Drug War Moving North


If you aren’t familiar with the San Juan Basin area of New Mexico, it’s on the northern border of the state, near the Four Corners region where New Mexico meets Colorado, Arizona and touches Utah. Importantly, this area is more than 400 miles north of the Mexican border.

Recently, New Mexico’s Region II Narcotic Task force has been talking to city governments in the area. These briefings can only be described as dire warnings about impending combat. The combat is with Mexican drug cartels and the meetings are meant to advise local governments in the basin region that, no, they aren’t far enough away. In fact, the drug war has moved north, past the border and into their communities.

Notably, the task force only deals with felony level drug crimes and focuses on major trafficking. Two news stories highlight what’s going on. A briefing in Aztec, the largest city in the area, came late last year. Other meetings were held in Bloomfield, and more recently in Farmington. This follows news of the damage cartels are doing to Mexico itself, where it’s reported there is a drug murder every half-hour.

Task Force representative, Lieutenant Neil Haws, explained the situation this way, “The Mexican nationals will stay in the area for about six months and then move on. The entire time they are here, they are working counterintelligence against Region II. They’re always protecting their dope.”
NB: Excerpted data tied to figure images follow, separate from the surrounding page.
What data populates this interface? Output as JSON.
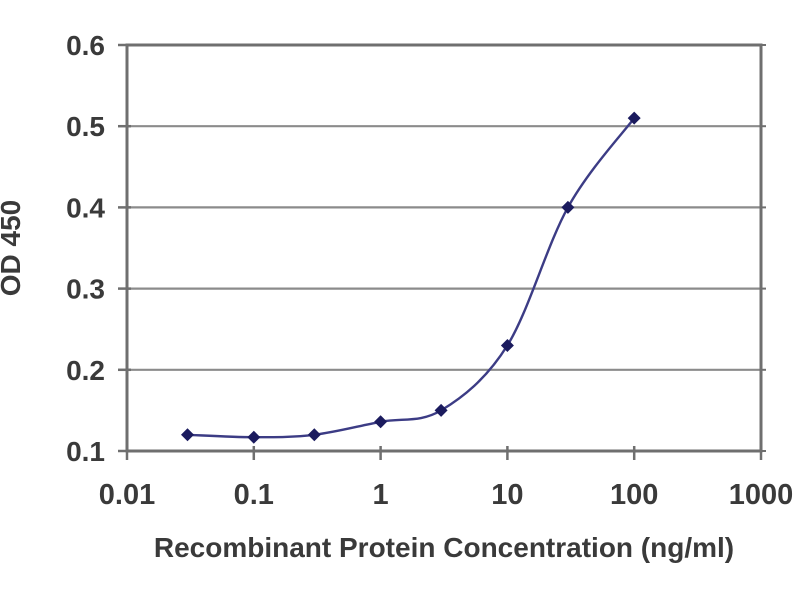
{
  "chart_data": {
    "type": "line",
    "title": "",
    "xlabel": "Recombinant Protein Concentration (ng/ml)",
    "ylabel": "OD 450",
    "x_scale": "log",
    "y_scale": "linear",
    "xlim": [
      0.01,
      1000
    ],
    "ylim": [
      0.1,
      0.6
    ],
    "x_ticks": [
      0.01,
      0.1,
      1,
      10,
      100,
      1000
    ],
    "x_tick_labels": [
      "0.01",
      "0.1",
      "1",
      "10",
      "100",
      "1000"
    ],
    "y_ticks": [
      0.1,
      0.2,
      0.3,
      0.4,
      0.5,
      0.6
    ],
    "y_tick_labels": [
      "0.1",
      "0.2",
      "0.3",
      "0.4",
      "0.5",
      "0.6"
    ],
    "grid": "horizontal",
    "legend": "none",
    "series": [
      {
        "name": "OD 450",
        "marker": "diamond",
        "x": [
          0.03,
          0.1,
          0.3,
          1,
          3,
          10,
          30,
          100
        ],
        "y": [
          0.12,
          0.117,
          0.12,
          0.136,
          0.15,
          0.23,
          0.4,
          0.51
        ]
      }
    ],
    "colors": {
      "background": "#ffffff",
      "gridline": "#8b8b8b",
      "axis_frame": "#6f6f6f",
      "tick": "#6f6f6f",
      "text": "#3a3a3a",
      "series_line": "#3c3c85",
      "series_marker": "#1b1b5e"
    }
  }
}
Cartels change distribution routes for methamphetamine, for instance, and the task force tracks activity by where seizures come from. “If it comes from Phoenix, we know it is Sinaloa. If it comes from California, it’s Michoacán,” Haws said.

For New Mexican citizens, the fear is that the violence seen in Mexico will move northward along with the drugs. So far, it’s still dealer on dealer violence, but in Mexico, that soon spread into the population at large – along with police and government corruption.